Currently, the next() operation for AND_MAYBE is implemented such that the LHS is advanced to its next position, and then the RHS is skipped forward to that position. Each of these moves is supplied with a minweight of the difference between the minweight supplied to the AndMaybePostList::next() call and the maxweight of the other side.

However, once the LHS has settled on a position, we could instead ask the LHS for its weight, and pass a tighter minweight value to the RHS based on the actual weight of the LHS, rather than its maxweight. This tighter bound would only be valid for the actual document being supplied to the skip_to(), so we'd need to use a new method on postlists to support this.

The same kind of optimisation might be applicable in other situations; the problem is that we need to know when its worth calculating the weight for the postlist we've just moved (which may involve a disk access to get the document length, for example), rather than trying to move the RHS.

Change History (3)

comment:1 by Olly Betts, 15 years ago

Since the tighter bound only applies to the current docid, we can't do most of our optimisations based on it.

This new "skip_to2" method seems to have the semantics:

skip_to2(did, min_wt) advances to docid did if that document is in this posting list and has weight at least min_wt. Otherwise it advances to the first document in the posting list with document id > did.

We can't advance beyond the document after did since that document might require a lower minimum weight contribution than min_wt.

What optimisation(s) does this actually allow? I'm failing to see much gain here...

comment:2 by Richard Boulton, 15 years ago

My thinking was that this optimisation would be helpful in situations where tight bounds on the weight of the RHS for parts of the posting list, are known. For example, if we kept wdf bounds for each chunk of the posting source, it would be possible to avoid having to check the existence of a posting if the weight was below the bound for the relevant chunk of the posting source.

Also, if the RHS was a phrase operator, it is possible to determine the weight of the phrase before checking if the phrase actually existed - this could avoid needing to access the positional information in some cases.

The new method would actually be a check2() method, rather than a skip_to2() method, I think - if the document-specific minweight supplied to it was above the known maxweight for the chunk of the posting list, the check2() method would simply return false, to indicate that the document is known to not be weighted high enough.

comment:3 by Olly Betts, 7 years ago

In [b290278a85e7d4c953450a499cdf7e64f6172574] I reimplemented AndMaybePostList. In the new implementation, next() calls check() on the RHS instead of skip_to(), so for a phrase RHS we now only check if the RHS matches the current docid from the LHS - we won't keep advancing the RHS if it doesn't match there.

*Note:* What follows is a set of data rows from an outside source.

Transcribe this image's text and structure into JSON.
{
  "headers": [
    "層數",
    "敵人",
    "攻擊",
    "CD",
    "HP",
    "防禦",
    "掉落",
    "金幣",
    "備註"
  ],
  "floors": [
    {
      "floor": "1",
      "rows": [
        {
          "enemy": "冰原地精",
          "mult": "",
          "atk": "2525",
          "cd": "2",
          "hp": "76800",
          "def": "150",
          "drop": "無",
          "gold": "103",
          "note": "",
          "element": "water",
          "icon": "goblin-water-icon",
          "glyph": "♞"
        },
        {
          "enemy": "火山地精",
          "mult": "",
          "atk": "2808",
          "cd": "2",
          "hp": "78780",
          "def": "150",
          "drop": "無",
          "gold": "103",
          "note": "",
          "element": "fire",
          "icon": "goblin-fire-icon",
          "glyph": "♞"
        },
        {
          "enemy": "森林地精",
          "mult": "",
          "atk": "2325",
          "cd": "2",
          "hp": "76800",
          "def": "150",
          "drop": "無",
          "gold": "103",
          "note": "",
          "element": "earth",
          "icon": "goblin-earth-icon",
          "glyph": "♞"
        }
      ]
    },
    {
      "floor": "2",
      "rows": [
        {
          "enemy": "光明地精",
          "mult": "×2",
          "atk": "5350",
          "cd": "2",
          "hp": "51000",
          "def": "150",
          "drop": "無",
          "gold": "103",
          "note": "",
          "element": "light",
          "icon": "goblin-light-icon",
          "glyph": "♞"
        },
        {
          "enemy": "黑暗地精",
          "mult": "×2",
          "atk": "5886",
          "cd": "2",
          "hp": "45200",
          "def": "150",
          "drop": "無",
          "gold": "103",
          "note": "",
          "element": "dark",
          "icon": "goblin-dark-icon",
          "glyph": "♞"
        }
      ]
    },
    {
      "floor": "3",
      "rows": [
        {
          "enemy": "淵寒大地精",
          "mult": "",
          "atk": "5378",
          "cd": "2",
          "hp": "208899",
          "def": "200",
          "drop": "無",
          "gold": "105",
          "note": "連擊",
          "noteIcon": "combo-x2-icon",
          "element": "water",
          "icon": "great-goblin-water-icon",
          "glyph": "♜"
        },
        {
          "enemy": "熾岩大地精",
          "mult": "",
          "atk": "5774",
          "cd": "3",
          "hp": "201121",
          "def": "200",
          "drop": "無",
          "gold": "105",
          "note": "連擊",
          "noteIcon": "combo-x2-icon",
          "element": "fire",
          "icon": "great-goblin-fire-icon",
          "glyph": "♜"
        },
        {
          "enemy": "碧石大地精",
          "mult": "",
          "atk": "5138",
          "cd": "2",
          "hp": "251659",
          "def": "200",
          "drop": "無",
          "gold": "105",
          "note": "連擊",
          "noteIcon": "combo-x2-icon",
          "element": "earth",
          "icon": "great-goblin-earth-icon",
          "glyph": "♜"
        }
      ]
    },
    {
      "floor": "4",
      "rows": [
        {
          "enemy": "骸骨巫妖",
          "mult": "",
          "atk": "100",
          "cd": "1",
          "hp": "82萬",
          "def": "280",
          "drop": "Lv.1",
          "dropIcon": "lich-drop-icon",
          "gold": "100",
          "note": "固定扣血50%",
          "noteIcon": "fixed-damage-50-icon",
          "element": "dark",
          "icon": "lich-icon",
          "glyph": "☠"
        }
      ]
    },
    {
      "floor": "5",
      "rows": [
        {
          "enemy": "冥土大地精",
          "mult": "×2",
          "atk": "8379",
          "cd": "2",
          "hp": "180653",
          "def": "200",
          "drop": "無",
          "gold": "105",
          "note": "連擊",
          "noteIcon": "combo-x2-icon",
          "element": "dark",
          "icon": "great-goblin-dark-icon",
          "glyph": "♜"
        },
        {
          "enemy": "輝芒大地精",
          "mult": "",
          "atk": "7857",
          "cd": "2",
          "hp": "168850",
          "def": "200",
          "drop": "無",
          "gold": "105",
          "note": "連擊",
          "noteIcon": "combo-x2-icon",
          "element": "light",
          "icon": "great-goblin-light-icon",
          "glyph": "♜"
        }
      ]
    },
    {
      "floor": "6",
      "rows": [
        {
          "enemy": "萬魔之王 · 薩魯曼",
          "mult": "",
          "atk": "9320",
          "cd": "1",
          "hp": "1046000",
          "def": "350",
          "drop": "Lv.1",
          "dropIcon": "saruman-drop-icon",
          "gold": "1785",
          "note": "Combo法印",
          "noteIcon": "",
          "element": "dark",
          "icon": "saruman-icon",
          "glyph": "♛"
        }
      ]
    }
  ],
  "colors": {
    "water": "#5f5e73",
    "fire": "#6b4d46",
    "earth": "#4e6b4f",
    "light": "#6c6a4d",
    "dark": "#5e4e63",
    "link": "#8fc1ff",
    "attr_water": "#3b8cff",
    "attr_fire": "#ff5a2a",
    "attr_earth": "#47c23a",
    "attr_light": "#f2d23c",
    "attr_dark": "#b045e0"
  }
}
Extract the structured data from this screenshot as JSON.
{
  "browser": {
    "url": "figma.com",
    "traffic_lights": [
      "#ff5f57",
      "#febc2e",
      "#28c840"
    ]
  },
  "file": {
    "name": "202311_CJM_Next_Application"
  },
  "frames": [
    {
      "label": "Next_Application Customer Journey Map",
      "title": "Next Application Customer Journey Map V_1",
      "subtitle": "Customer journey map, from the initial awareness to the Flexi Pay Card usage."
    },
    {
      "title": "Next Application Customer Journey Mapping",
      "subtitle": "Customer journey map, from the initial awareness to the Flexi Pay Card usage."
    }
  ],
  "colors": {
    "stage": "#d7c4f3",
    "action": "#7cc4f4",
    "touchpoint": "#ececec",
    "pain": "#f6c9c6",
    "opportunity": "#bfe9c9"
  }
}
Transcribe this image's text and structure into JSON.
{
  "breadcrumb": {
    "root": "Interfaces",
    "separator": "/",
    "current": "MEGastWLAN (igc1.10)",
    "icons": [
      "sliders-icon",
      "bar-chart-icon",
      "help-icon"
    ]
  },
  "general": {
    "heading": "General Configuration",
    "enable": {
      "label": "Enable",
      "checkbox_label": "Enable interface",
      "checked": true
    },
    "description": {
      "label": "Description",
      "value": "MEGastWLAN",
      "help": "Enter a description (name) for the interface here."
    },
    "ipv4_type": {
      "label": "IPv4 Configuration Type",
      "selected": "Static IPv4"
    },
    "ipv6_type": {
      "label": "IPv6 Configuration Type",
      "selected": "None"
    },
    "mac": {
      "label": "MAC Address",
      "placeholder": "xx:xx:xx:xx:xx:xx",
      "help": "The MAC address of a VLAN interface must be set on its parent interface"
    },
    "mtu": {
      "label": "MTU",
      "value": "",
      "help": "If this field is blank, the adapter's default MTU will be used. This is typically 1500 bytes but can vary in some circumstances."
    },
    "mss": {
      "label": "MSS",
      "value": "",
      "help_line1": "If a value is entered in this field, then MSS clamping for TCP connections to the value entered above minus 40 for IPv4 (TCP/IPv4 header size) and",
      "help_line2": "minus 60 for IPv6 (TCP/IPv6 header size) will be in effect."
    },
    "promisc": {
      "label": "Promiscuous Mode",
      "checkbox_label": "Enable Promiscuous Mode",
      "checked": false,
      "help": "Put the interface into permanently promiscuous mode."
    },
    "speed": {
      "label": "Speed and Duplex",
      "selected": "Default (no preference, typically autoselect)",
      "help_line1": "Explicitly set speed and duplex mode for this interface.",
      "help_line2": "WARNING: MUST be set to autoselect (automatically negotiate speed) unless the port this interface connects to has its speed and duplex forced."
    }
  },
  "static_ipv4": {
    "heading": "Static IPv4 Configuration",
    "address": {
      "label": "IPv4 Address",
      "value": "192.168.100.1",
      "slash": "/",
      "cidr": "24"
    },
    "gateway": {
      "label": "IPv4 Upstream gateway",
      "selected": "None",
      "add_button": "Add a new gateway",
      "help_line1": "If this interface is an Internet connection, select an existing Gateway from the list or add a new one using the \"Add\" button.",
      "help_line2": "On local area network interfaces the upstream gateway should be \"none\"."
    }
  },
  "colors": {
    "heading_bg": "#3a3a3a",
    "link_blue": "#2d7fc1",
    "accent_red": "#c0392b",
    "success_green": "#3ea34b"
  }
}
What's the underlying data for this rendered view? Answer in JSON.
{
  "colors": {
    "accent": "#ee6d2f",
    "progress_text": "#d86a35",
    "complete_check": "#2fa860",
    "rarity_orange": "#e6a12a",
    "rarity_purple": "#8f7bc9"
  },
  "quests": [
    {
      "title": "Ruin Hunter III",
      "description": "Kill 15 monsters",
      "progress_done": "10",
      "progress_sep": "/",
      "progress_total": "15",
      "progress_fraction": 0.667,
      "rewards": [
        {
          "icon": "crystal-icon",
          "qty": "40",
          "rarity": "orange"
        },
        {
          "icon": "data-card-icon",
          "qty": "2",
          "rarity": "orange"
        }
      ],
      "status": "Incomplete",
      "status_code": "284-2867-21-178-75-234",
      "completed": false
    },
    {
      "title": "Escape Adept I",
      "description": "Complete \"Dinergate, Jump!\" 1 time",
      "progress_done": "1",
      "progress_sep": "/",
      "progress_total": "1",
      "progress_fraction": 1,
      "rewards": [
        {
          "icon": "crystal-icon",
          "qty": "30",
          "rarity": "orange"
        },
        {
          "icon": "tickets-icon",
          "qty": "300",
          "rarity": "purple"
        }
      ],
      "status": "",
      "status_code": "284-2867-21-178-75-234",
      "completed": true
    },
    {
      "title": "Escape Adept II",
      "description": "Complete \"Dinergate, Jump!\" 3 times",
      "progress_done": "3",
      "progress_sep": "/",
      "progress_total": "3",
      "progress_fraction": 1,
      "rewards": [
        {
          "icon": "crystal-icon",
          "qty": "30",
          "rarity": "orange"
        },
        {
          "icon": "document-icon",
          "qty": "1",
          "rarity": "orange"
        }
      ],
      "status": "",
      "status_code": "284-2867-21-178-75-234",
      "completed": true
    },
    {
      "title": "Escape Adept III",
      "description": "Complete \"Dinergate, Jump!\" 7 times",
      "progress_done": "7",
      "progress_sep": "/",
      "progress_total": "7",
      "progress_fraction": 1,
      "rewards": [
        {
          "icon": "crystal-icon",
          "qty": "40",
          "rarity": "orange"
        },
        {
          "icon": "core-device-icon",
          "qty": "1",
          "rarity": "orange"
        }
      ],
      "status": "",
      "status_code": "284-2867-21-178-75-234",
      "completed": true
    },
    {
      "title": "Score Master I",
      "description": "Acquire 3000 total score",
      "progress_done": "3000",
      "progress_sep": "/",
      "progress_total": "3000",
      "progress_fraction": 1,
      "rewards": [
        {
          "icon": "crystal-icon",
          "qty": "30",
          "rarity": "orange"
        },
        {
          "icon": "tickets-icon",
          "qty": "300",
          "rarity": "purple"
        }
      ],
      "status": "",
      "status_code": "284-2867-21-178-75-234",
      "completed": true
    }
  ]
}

That doesn't render this ticket obsolete though - a tighter bound for the RHS which is only correct for current document is potentially useful for allowing the RHS to give a short-cut "no" early, such as in this situation:

Also, if the RHS was a phrase operator, it is possible to determine the weight of the phrase before checking if the phrase actually existed - this could avoid needing to access the positional information in some cases.

There are other cases too - an OR subquery on the RHS could determine that it can't match with enough weight for a given document after seeing that a subset of its subqueries don't match it.

And indeed this probably would make more sense as a variant on check() rather than skip_to() (or perhaps an extra parameter on check().